逆に言うと、いつまでも経営戦略が定まらないということは、独自の立ち位置を築くための真の強みを持ち合わせていないということかもしれません。強みがなければ競合と不毛な争いを強いられ続けるわけで、そこに持続可能性は存在しません。もし経営戦略を策定できないのであれば、市場から退場することも選択肢に入れるべきでしょう。

葉の上に乗っているカエル

カエルを茹でてはいけません

自分の真の強みを理解している人は少ない

ある会社の真の強みを私は、「海外での生産管理能力」だと理解しました。でも当の本人たちにとっては当たり前のことで、私が何度言ってもいまいちピンと来ない様子。周りからそれらしい商談が持ち掛けられても、自分の真の強みを認識できていないのでどこか的外れな対応をしてしまいがちです。

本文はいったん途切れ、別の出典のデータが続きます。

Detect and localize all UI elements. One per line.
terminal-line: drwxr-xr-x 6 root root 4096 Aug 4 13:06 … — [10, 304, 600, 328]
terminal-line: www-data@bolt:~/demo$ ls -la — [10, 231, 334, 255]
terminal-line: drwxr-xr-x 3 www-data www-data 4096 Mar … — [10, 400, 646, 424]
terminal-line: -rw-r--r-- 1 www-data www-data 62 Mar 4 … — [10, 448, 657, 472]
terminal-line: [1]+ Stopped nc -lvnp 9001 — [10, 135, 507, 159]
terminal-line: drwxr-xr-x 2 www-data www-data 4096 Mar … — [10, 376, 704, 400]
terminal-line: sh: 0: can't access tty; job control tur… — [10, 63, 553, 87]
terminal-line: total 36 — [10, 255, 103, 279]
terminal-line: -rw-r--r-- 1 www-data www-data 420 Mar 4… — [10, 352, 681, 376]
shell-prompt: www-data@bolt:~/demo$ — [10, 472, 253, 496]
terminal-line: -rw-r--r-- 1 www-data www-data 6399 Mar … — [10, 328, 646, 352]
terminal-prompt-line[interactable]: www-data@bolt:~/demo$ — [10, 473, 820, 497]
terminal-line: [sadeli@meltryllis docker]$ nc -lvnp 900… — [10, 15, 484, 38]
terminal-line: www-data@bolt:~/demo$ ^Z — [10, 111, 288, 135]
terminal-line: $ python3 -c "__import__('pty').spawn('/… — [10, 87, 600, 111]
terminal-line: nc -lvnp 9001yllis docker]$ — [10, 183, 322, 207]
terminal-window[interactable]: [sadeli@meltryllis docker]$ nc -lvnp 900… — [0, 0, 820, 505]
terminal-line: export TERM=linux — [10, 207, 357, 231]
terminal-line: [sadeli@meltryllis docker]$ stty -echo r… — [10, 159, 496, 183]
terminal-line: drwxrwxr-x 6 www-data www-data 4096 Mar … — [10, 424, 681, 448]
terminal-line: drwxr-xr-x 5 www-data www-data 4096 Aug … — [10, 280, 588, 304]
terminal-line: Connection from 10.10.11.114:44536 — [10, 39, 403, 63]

経営者と対話する際にはその会社の真の強みを見い出そうと努めるわけですが、すぐに理解できることもあれば、何回か対話を重ねてようやく見い出すこともあります。どちらの場合でも次はその真の強みを生かすこと、つまり経営戦略の立案に話題が移っていきます。

経営戦略というと小難しい計画を思い浮かべるかもしれませんが、本来はごくシンプルなものであるはず。シンプルだけど他社が安易に模倣できない要素が埋め込まれていることで、強固な稼ぎ続ける仕組みとすることができるのです。小難しい計画は文字や数字を弄んでいるだけ。本当に強い経営戦略は、ほんの数行で説明できるものであるはずです。

ちなみに中小企業支援家である私の真の強みは、「江戸時代から続く家業を投資ファンドへ事業譲渡した経験があること」です。実際に地方中小企業を経営していた支援者なんてほとんどいませんし、江戸時代から続く老舗を事業譲渡した経験がある人も同様。地方中小企業の経営経験があり、さらに事業譲渡を経ているからこそ、多くの経営者が私を面白がってくれるのだと理解しています。